Productivity basics

Written by Stephen Poloz

Economists toss around the notion of productivity as if everyone should know instinctively what they mean. But productivity is complex, and there are many ways to increase it.

In its purest form, productivity is a measure of what we are able to produce from a given set of inputs, essentially labour and capital. For example, if a group of workers can increase output per hour by 10% through better teamwork, then that is increased productivity.

To some people, higher productivity means fewer workers, so productivity becomes a codeword for layoffs. This may be true for a company in distress, where the choice is between boosting productivity or corporate death, but most would agree that it is better to save some jobs than to lose them all. In contrast, for a healthy company, higher productivity means an even more competitive product or service, which translates into increased sales, jobs, profits and wages. In other words, productivity growth translates into high-quality employment growth over time.

How do companies increase their productivity? One obvious way is to develop a totally new product or service, or create a new technology, that leads to a jump in revenue per employee. This form of productivity is generally the result of innovation, through R&D, but the effect would be the same if the breakthrough came via a more inspired marketing program.

A less exotic form of productivity growth happens when companies invest in new equipment, automating more tasks, improving quality so there are fewer defects, and so on. When the economy is expanding this sort of productivity growth happens everywhere, because companies that expand their plants or build new ones generally equip them with the latest technology.

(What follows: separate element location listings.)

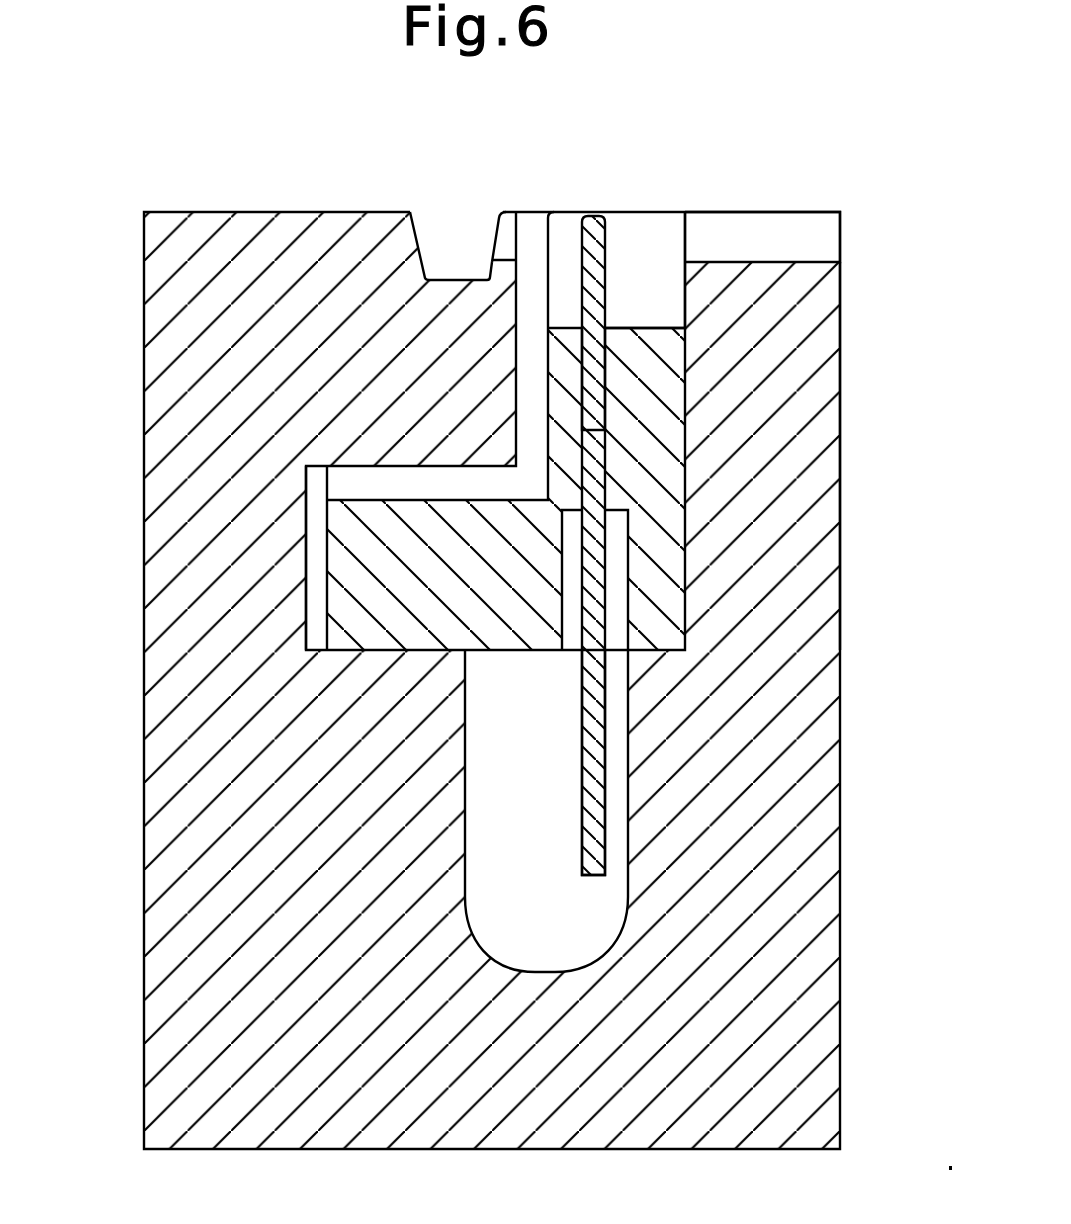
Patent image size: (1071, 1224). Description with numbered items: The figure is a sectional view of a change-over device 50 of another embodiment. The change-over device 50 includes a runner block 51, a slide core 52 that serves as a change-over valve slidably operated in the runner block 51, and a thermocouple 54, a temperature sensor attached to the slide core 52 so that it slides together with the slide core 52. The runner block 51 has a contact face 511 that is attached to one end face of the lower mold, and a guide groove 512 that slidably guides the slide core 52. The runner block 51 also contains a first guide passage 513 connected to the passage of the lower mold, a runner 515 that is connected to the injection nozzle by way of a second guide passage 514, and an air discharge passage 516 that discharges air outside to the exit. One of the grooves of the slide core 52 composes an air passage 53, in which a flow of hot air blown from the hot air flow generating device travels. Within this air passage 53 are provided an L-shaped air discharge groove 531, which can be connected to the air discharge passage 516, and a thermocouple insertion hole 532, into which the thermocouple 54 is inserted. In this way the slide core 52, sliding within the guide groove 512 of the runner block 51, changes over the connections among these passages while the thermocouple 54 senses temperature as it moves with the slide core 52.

The change-over device 50 is at (133, 199).
The runner block 51 is at (187, 719).
The contact face 511 is at (842, 321).
The guide groove 512 is at (308, 527).
The first guide passage 513 is at (763, 232).
The second guide passage 514 is at (500, 233).
The runner 515 is at (453, 262).
The air discharge passage 516 is at (582, 925).
The slide core 52 is at (645, 465).
The air passage 53 is at (542, 192).
The L-shaped air discharge groove 531 is at (642, 242).
The thermocouple insertion hole 532 is at (598, 380).
The thermocouple 54 is at (593, 683).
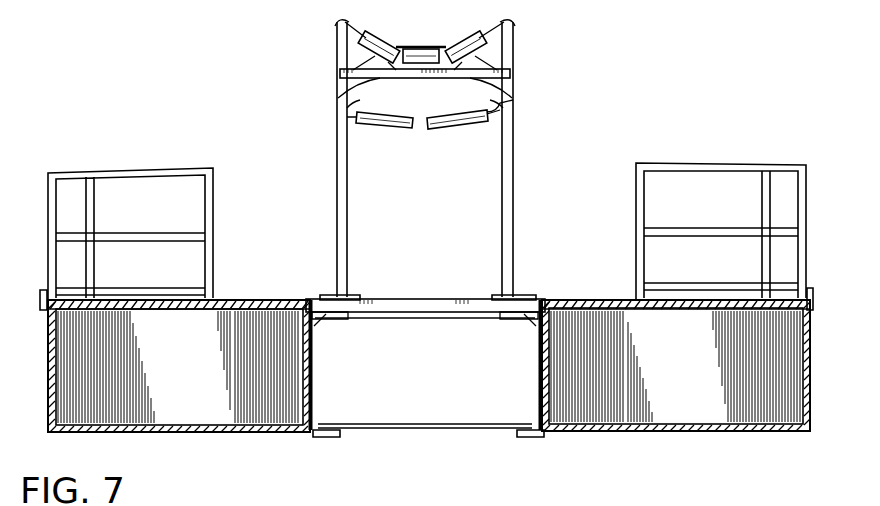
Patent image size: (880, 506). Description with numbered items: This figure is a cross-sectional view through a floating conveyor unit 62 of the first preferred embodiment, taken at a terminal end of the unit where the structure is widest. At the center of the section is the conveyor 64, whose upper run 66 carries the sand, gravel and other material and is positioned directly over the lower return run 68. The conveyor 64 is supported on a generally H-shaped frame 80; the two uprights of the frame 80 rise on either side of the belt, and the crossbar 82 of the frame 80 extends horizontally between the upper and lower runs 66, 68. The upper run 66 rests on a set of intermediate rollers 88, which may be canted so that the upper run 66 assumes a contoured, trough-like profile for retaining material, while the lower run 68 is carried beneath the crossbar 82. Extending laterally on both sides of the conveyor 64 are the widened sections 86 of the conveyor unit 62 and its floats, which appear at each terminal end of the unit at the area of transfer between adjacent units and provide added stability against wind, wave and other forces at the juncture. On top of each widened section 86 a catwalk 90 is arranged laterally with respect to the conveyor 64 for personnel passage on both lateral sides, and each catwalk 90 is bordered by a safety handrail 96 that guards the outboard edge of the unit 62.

At the more mundane level is the concept of organizational productivity, which is mostly based on the concept of specialisation. As Henry Ford proved with the invention of the assembly line, giving workers increasingly specialised jobs or functions leads to a big increase in productivity.

Today’s assembly line transcends geography. To increase organizational productivity companies are dividing their products and services into low-productivity tasks and high productivity tasks, and then having the low-productivity tasks performed in countries where wages are lower. This means that the better-paid domestic workers specialise on higher-productivity tasks, thereby increasing domestic productivity and reducing costs. This is simply the notion of supply chain globalisation, and the lower costs should ultimately lead to more sales and high-productivity employment growth.

The bottom line? Increased productivity is the key to continued improvement in Canadian living standards, especially given the increasingly stiff international competition we face. Fortunately, the current environment offers fertile ground for productivity enhancements.

August 18, 2005

The views expressed here are those of the author, and not necessarily of Export Development Canada.